Declan Collier said: “The DAA was delighted to have been able to offer technical expertise to Aoibhneas in relation to the architectural competition to design a new centre for children. The creation of a refuge for children is a hugely laudable goal and the company is proud to support this project on the doorstep of Dublin Airport.”
The three shortlisted entrants were:
- Burke Culligan Deegan Architects
- Clancy Moore Architects
- Ignacio Vidal / Victor Pujol Architects in association with Cullen Payne Architects
Burke Culligan Deegan Architects’ entry was selected as the winner by the jury, as it most answered the brief with regard to private/semi-private and public spaces and age appropriate areas for children. The concept behind this design solution was “˜the creation of “rooms” both internal and external; places to be alone, be together and to grow.’
Those working in refuges speak of children adopting adult responsibilities at very young ages, effectively becoming protectors of their mothers and siblings. These children need help themselves in order to be able to reclaim their childhood, to develop strong and positive relationships with their mothers as well as with others in the outside world.
The Childcare Leader in Aoibhneas made the following comments: “before coming to the refuge mothers experiencing domestic violence are often totally taken up with their own survival, They often cannot see the enormous effects such situations are having on the their children. With support and space in a refuge such families can open up to each other in safety and can develop strong bonds that will stay with them as they move on with their lives’
“A family arrived in the refuge recently- a mother, a teenage daughter and three younger siblings. The daughter was suicidal. She was worn out trying to protect her mother and her younger brothers from her father’s violence and could take no more.
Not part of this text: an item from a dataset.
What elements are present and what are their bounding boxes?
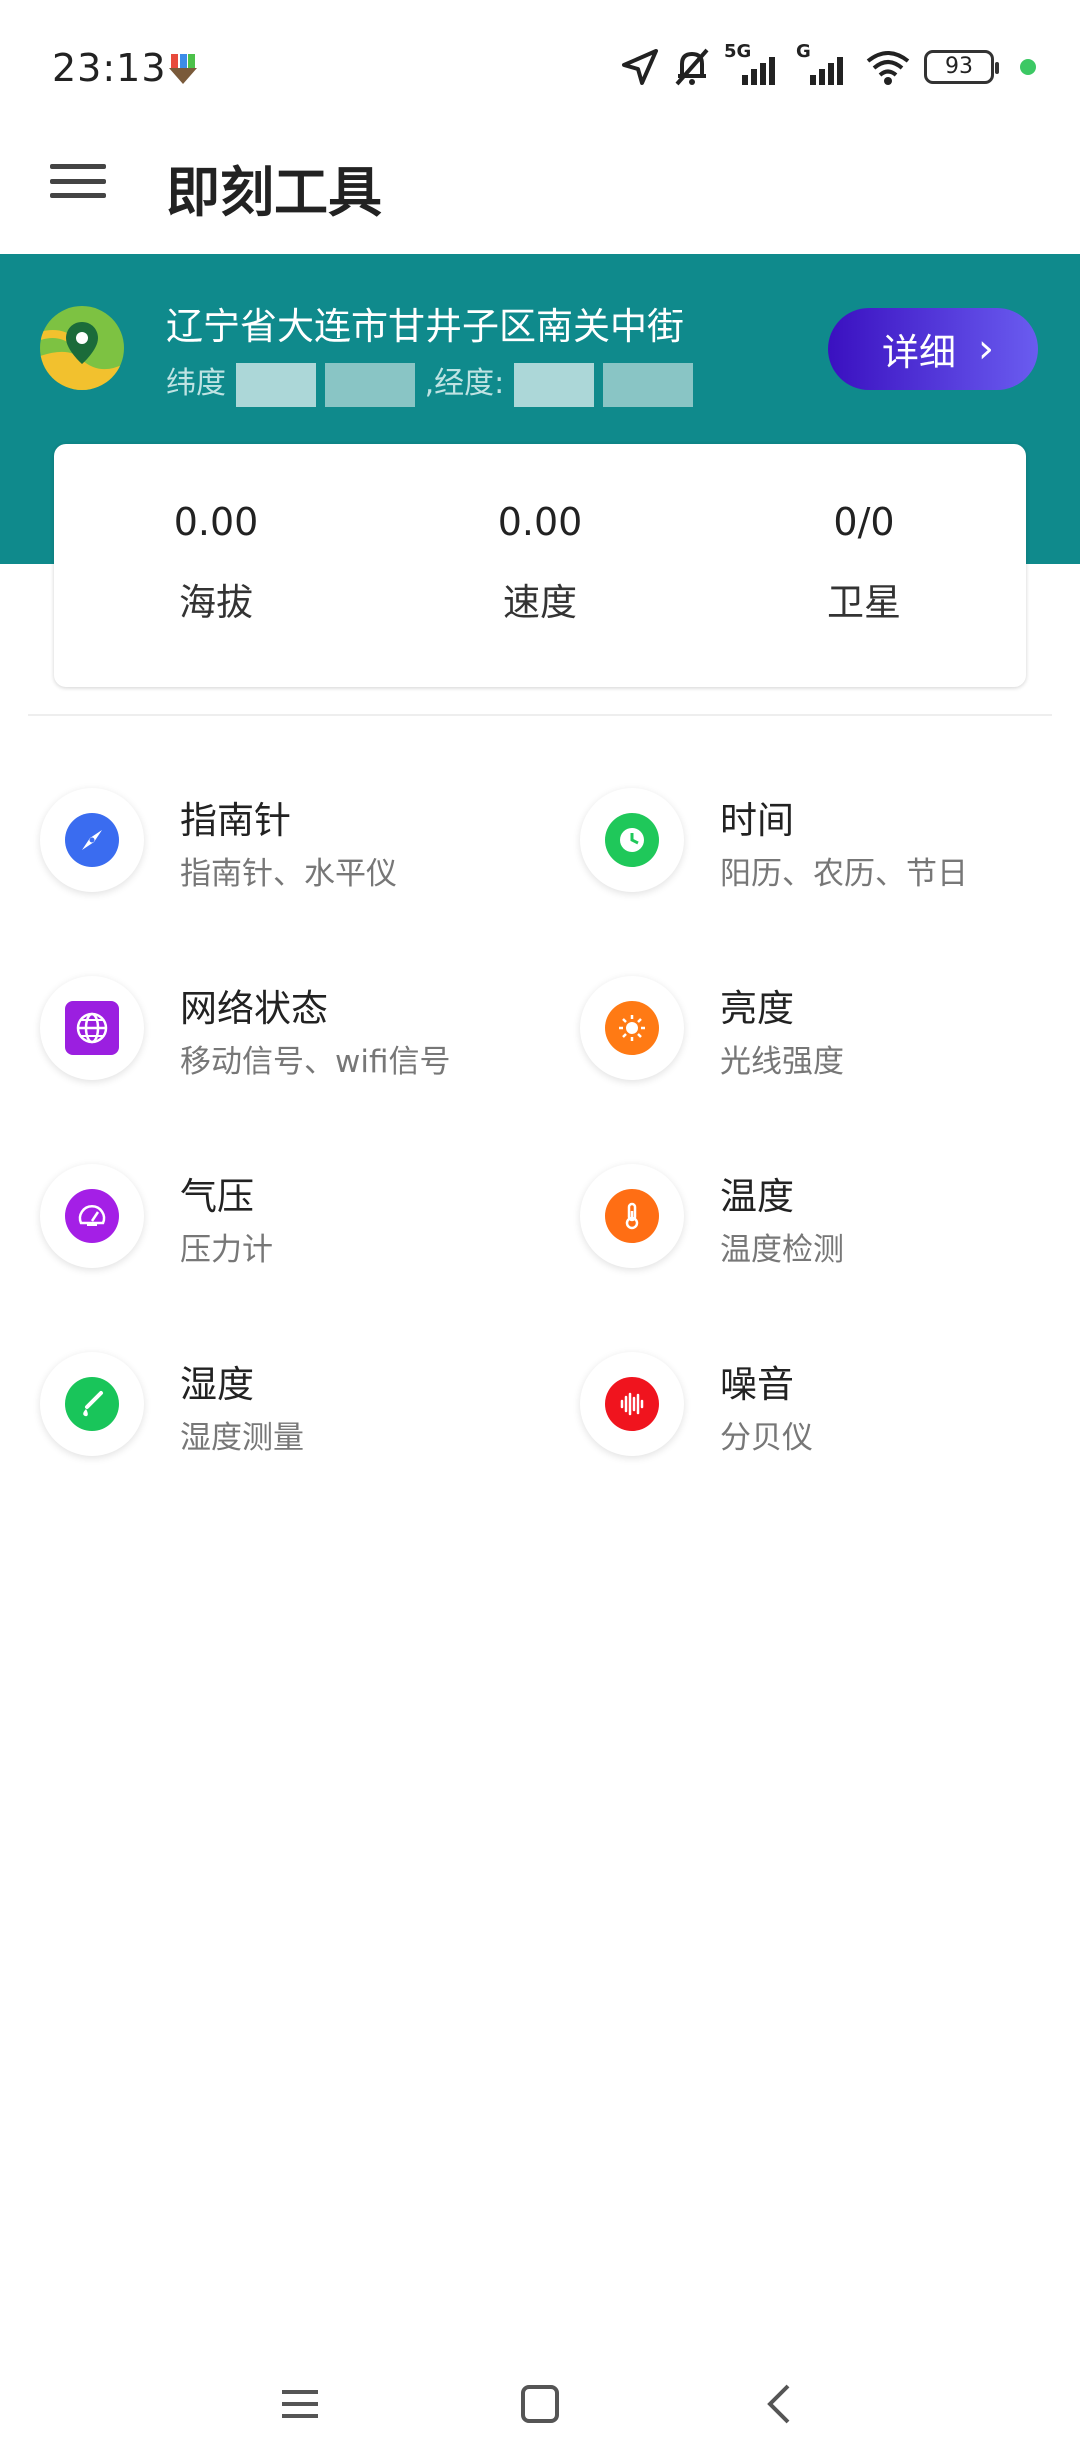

There were so few services available for her. It really affected all the staff to see her situation.”
A client of Aoibhneas who has lived in the refuge said: “when we came to the refuge first my children were withdrawn, afraid to say anything and uneasy sharing with other children. Now they feel safe, they are calm and can relate well to children in school. We laugh together. However we feel guilty using up the current playroom space to spend time on our own as a family with our childcare worker because we know that during that time other children, mothers and childcare staff have nowhere else to go because of lack of space in the current facility.”